Rabu, 16 Januari 2013

Syekh Siti Jenar

 
BAGI yang sudah mapan dengan kondisi keislaman yang dimiliki tentu melihat ajaran syech Siti Jenar sebagai sesuatu yang kontra. Yang di anggap aneh alias nyleneh.
Kenapa... karena dia membalikan 180 derajat cara berfikir kaum awam.

Memahami ajaran syech Siti Jenar tanpa menimbulkan konflik diri memerlukan keiklasan dan kompromi. Bukan kompromi yang ini benar yang itu juga benar tapi lebih di lihat background siapa orang istimewa di balik semua ini.

Siti Jenar bukan seorang teolog tetapi praktisi yang pikirannya di dasarkan pada pengetahuan yang mendalam atas Al quran dan hadis. Dimana selalu ada penjelasan di setiap kata kata dan perbuatannya.
Ajarannya di anggap sesat karena memang apa yang di sampaikan tidak bisa di terjemahkan secara harfiah tapi perlu di pahami secara lintas konteks antara lahiriah dan batiniah.

Ilmunya melampaui masanya… bahkan setelah 1000 tahun kematiannya.

Saat meyakini bahwa sekarang ini kita hidup, justru dia mengatakan sebaliknya kita sebenarnya dalam keadaan mati.

Saat sebagian perpendapat jasmani dan material di sekitarnya sebagai sarana untuk ibadah, beliau justru berpendapat bahwa semua itu hanya penghalang dalam mencapai sang khalik.

Saat kita merasa doa belum di kabulkan karena mungkin memang belum di kabulkan atau di ganti dengan yang lain. Kata dia itu karena kita tidak kenal Allah, kita saja yang menganggap kalau kenal Allah.

Saat kita merasa akan masuk surga karena rajin ibadah, meninggalkan hal yg tdk terpuji karena takut neraka... sejatinya semua itu karena cintanya terhadap Tuhan.

Membuang ke-aku-an berfokus pada sang khalik.

Bukan kita yang melaksanakan shalat tapi karena di gerakan oleh Allah untuk melakukan shalat atau ibadah lainnya.

Kematian dan hakikat diri. Dua hal yang melandasi pikiran Siti Jenar.
Dengan memaknai kematian, kehidupan bisa di pahami.
Mengetahui hakikat diri maka tujuan penciptaan lebih mudah di raih.

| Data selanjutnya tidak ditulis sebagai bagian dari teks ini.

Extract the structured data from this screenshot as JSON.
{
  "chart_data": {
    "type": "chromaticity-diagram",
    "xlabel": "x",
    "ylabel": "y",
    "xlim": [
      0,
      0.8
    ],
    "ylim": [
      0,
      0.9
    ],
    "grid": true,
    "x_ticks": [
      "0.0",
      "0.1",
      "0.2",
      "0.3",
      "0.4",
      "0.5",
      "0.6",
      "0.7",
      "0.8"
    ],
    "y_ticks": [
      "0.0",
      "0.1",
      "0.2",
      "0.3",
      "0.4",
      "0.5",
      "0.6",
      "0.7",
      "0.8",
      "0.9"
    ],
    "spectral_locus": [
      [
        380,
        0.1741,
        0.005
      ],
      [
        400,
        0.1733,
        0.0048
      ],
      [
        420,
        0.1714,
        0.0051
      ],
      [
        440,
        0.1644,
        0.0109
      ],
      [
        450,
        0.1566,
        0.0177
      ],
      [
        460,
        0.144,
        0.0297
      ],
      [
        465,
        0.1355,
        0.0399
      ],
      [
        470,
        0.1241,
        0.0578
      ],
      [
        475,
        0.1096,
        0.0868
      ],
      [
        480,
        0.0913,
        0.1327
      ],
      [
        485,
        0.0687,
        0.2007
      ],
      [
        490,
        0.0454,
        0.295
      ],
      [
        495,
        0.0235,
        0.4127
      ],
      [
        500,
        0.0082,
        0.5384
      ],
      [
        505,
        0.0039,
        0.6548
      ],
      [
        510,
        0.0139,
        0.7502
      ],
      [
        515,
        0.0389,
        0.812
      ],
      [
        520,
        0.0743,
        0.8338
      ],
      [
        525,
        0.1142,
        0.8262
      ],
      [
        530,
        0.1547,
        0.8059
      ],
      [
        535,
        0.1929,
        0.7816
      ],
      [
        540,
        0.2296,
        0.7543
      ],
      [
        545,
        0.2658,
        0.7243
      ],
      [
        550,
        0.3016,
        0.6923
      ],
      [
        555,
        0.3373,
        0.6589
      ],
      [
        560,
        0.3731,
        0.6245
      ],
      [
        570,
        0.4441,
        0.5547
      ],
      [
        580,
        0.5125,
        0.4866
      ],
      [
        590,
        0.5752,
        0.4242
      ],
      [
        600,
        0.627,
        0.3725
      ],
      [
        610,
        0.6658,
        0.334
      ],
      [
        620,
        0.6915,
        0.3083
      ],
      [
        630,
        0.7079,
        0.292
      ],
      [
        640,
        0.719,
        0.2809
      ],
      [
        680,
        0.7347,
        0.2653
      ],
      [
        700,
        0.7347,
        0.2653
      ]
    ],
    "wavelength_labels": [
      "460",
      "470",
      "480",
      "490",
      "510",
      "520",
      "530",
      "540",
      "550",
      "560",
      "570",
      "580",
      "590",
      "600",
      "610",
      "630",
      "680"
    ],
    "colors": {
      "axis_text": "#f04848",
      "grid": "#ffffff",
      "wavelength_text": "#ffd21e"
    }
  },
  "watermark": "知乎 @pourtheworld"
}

Dua hal itu pulalah yang paling di takuti manusia, apalagi di jaman kapitalisme narsisme ini.

Orang takut mati, takut meninggalkan apa yang sudah di miliki.
Meski tubuh sudah di selimuti berbagai perhiasan dunia masih bingung saat di tanya siapa diri saya. Karena tidak adanya hakikat diri.

Syech Siti Jenar mamadukan antara filosopi Jawa dan Islam. Beliau membuat kesimpulan sendiri yang terlepas dari pendapat dan pandangan para ulama ulama sebelumnya termasuk para ulama besar Timur Tengah. Bahkan cenderung untuk bertolak belakang. Salah satunyai konflik dengan wali songo.

Para wali songo berpendapat Siti Jenar di pandang telah mengajarkan ilmu untuk menyingkap rahasia alam… ilmu yang tidak boleh di pelajari oleh sembarangan orang, karena akan merusak tatanan syariat agama yang telah di tetapkan kesultanan Demak. Para wali akan merasa pekerjaannya menjadi sia sia. Ada versi yg mengatakan akhirnya Siti Jenar di hukum pancung, tetesan darahnya membentuk tulisan Allah.

Manunggaling kawula kalawan gusti, sari pati dari ajaran Siti Jenar. Saat seorang sudah menyatu dengan sang khalik, maka segala sesuatunya mencerminkan sifat sifat Allah. Tidak ada yang perlu di takutkan dan khawatirkan.
Seperti radio FM yang terus menerima sinyal dari pemancarnya. Yang hanya menjalankan apa yang di terimanya. Tuhan maha hadir.

Hidup yang sebenarnya adlh hidup yang tdk membutuhkan pertolongan dari sesamanya.

La tahzan inna Allaha ma’ana.... jangan khawatir karena Allah beserta kita.

Sekarang tentunya sdh sedikit paham jika 2 orang berbeda keyakinan: syech Siti Jenar dan Fir'aun sama sama bilang "Aku Tuhan"
...tentu tidak bisa disamakan maksudnya.